Si avviarono verso il parcheggio.

Camminavano fianco a fianco, senza prendersi per mano. Stefano non gliel'aveva più offerta. Meglio così. Nelle stradine si cominciava a vedere qualche abitante. Altri erano affacciati alle finestre. Dagli interni degli appartamenti provenivano voci, suoni. La giornata si preparava ad accogliere il movimento umano. In molti l'avrebbero trascorsa al mare.

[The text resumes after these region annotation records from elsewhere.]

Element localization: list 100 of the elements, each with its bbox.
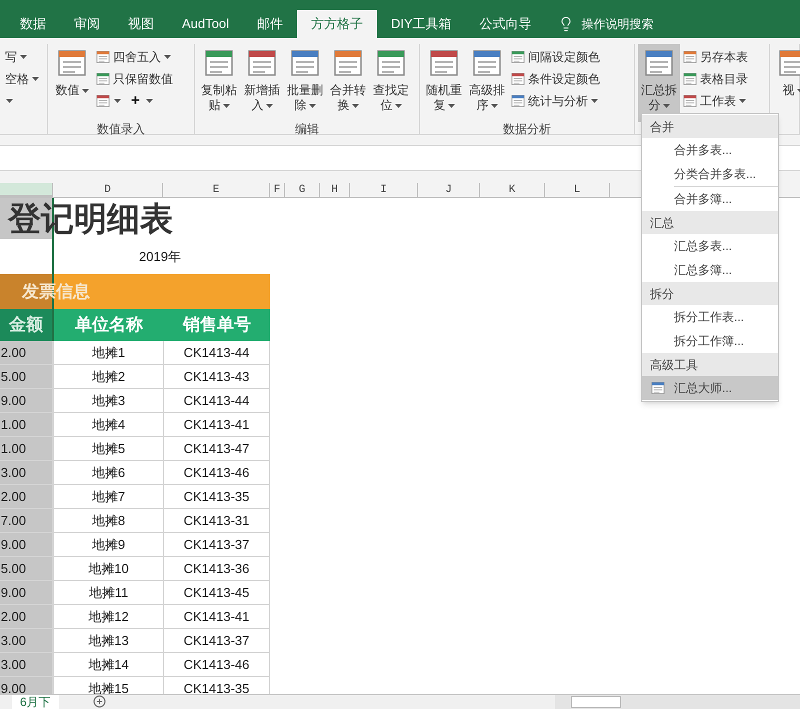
column-header[interactable]: D	[53, 183, 163, 197]
table-cell: 9.00	[0, 389, 54, 413]
ribbon-tab[interactable]: DIY工具箱	[376, 10, 466, 38]
table-cell: 地摊7	[54, 485, 164, 509]
table-cell: 9.00	[0, 533, 54, 557]
table-cell: 地摊12	[54, 605, 164, 629]
caret-icon	[114, 99, 121, 103]
table-cell: CK1413-44	[164, 389, 270, 413]
ribbon-button[interactable]: 空格	[3, 68, 41, 90]
table-cell: 3.00	[0, 461, 54, 485]
tell-me-search[interactable]: 操作说明搜索	[582, 15, 654, 33]
caret-icon	[591, 99, 598, 103]
caret-icon	[266, 104, 272, 108]
column-header[interactable]: J	[418, 183, 480, 197]
menu-item[interactable]: 汇总大师...	[642, 376, 778, 400]
table-cell: 地摊8	[54, 509, 164, 533]
menu-item[interactable]: 合并多簿...	[642, 187, 778, 211]
caret-icon	[662, 104, 670, 108]
column-heading: 金额	[0, 309, 54, 341]
table-icon	[429, 48, 459, 78]
table-cell: CK1413-41	[164, 413, 270, 437]
column-header[interactable]: H	[320, 183, 350, 197]
sheet-tab[interactable]: 6月下	[12, 695, 59, 709]
table-icon	[96, 94, 110, 108]
menu-item[interactable]: 分类合并多表...	[642, 162, 778, 186]
table-icon	[472, 48, 502, 78]
table-cell: CK1413-37	[164, 533, 270, 557]
ribbon-button[interactable]: 四舍五入	[94, 46, 173, 68]
table-icon	[683, 72, 697, 86]
menu-item[interactable]: 拆分工作表...	[642, 305, 778, 329]
ribbon-button[interactable]: 工作表	[681, 90, 748, 112]
table-cell: CK1413-41	[164, 605, 270, 629]
menu-section-header: 拆分	[642, 282, 778, 305]
table-icon	[683, 94, 697, 108]
ribbon-tab[interactable]: AudTool	[168, 10, 243, 38]
ribbon-button[interactable]: 表格目录	[681, 68, 750, 90]
table-cell: 3.00	[0, 653, 54, 677]
table-cell: CK1413-44	[164, 341, 270, 365]
ribbon-button[interactable]: 合并转换	[327, 44, 369, 122]
table-cell: CK1413-46	[164, 653, 270, 677]
ribbon-button[interactable]: 只保留数值	[94, 68, 175, 90]
ribbon-tab[interactable]: 审阅	[60, 10, 114, 38]
table-cell: CK1413-43	[164, 365, 270, 389]
table-cell: 3.00	[0, 629, 54, 653]
ribbon-tab[interactable]: 邮件	[242, 10, 297, 38]
ribbon-button[interactable]: 复制粘贴	[198, 44, 240, 122]
table-cell: 9.00	[0, 581, 54, 605]
ribbon-button[interactable]: 统计与分析	[509, 90, 600, 112]
column-heading: 单位名称	[54, 309, 164, 341]
caret-icon	[222, 104, 230, 108]
table-icon	[511, 50, 525, 64]
ribbon-button[interactable]: 随机重复	[423, 44, 465, 122]
column-header[interactable]: L	[545, 183, 610, 197]
table-cell: CK1413-46	[164, 461, 270, 485]
ribbon-button[interactable]: 查找定位	[370, 44, 412, 122]
table-cell: CK1413-45	[164, 581, 270, 605]
ribbon-tab[interactable]: 方方格子	[296, 10, 377, 38]
table-icon	[651, 381, 665, 395]
ribbon-button[interactable]: 条件设定颜色	[509, 68, 602, 90]
ribbon-tab[interactable]: 视图	[114, 10, 168, 38]
table-icon	[247, 48, 277, 78]
column-header[interactable]: F	[270, 183, 285, 197]
ribbon-tab[interactable]: 数据	[6, 10, 60, 38]
ribbon-button[interactable]: 间隔设定颜色	[509, 46, 602, 68]
table-cell: 地摊6	[54, 461, 164, 485]
table-icon	[204, 48, 234, 78]
column-header[interactable]: I	[350, 183, 418, 197]
table-cell: CK1413-31	[164, 509, 270, 533]
menu-item[interactable]: 汇总多表...	[642, 234, 778, 258]
menu-item[interactable]: 合并多表...	[642, 138, 778, 162]
add-sheet-icon[interactable]	[92, 695, 106, 708]
caret-icon	[82, 88, 88, 93]
ribbon-button[interactable]: 批量删除	[284, 44, 326, 122]
ribbon-button[interactable]: 写	[3, 46, 29, 68]
table-cell: 地摊4	[54, 413, 164, 437]
menu-section-header: 高级工具	[642, 353, 778, 376]
table-cell: 地摊2	[54, 365, 164, 389]
caret-icon	[6, 99, 13, 103]
caret-icon	[20, 55, 27, 59]
table-cell: CK1413-37	[164, 629, 270, 653]
table-cell: 2.00	[0, 341, 54, 365]
ribbon-tab[interactable]: 公式向导	[466, 10, 546, 38]
table-icon	[644, 48, 674, 78]
menu-item[interactable]: 拆分工作簿...	[642, 329, 778, 353]
table-cell: CK1413-36	[164, 557, 270, 581]
menu-section-header: 汇总	[642, 211, 778, 234]
column-header[interactable]: G	[285, 183, 320, 197]
ribbon-button[interactable]: 另存本表	[681, 46, 750, 68]
table-cell: CK1413-35	[164, 485, 270, 509]
column-header[interactable]: K	[480, 183, 545, 197]
plus-button[interactable]: +	[127, 90, 157, 112]
table-cell: 7.00	[0, 509, 54, 533]
ribbon-button[interactable]: 数值	[51, 44, 93, 122]
ribbon-button[interactable]: 新增插入	[241, 44, 283, 122]
menu-item[interactable]: 汇总多簿...	[642, 258, 778, 282]
horizontal-scrollbar[interactable]	[555, 695, 800, 709]
caret-icon	[448, 104, 454, 108]
ribbon-button[interactable]: 高级排序	[466, 44, 508, 122]
table-cell: 地摊5	[54, 437, 164, 461]
column-header[interactable]: E	[163, 183, 270, 197]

Giunsero al parcheggio. Laura si avvicinò alla sua auto.

«Sono arrivata». E mentre lo diceva si rese conto che non avrebbe mai voluto giungere a quel momento. Cosa sarebbe successo ora? Le loro confidenze, le emozioni condivise, l'allegria e il dolore, le sensazioni e il piacere che avevano provato nel condividere le cose belle. Tutto finiva lì? In quel parcheggio? In quel Sono arrivata? Sentì che doveva mantenere un contatto.

«Senti vorrei...»

«Questo è...»

Parlarono insieme e poi scoppiarono a ridere. Stefano aveva il cellulare in mano.

«Ti lascio il mio numero» disse lui.

«Sì, anche io vorrei lasciarti il mio...» Si affrettò a prendere dall'interno dell'auto la sua agenda cartacea.

«Io i contatti li scrivo tutti qui, oltre che sul telefono» sentì il bisogno di giustificare.

Si scambiarono i numeri, poi si salutarono.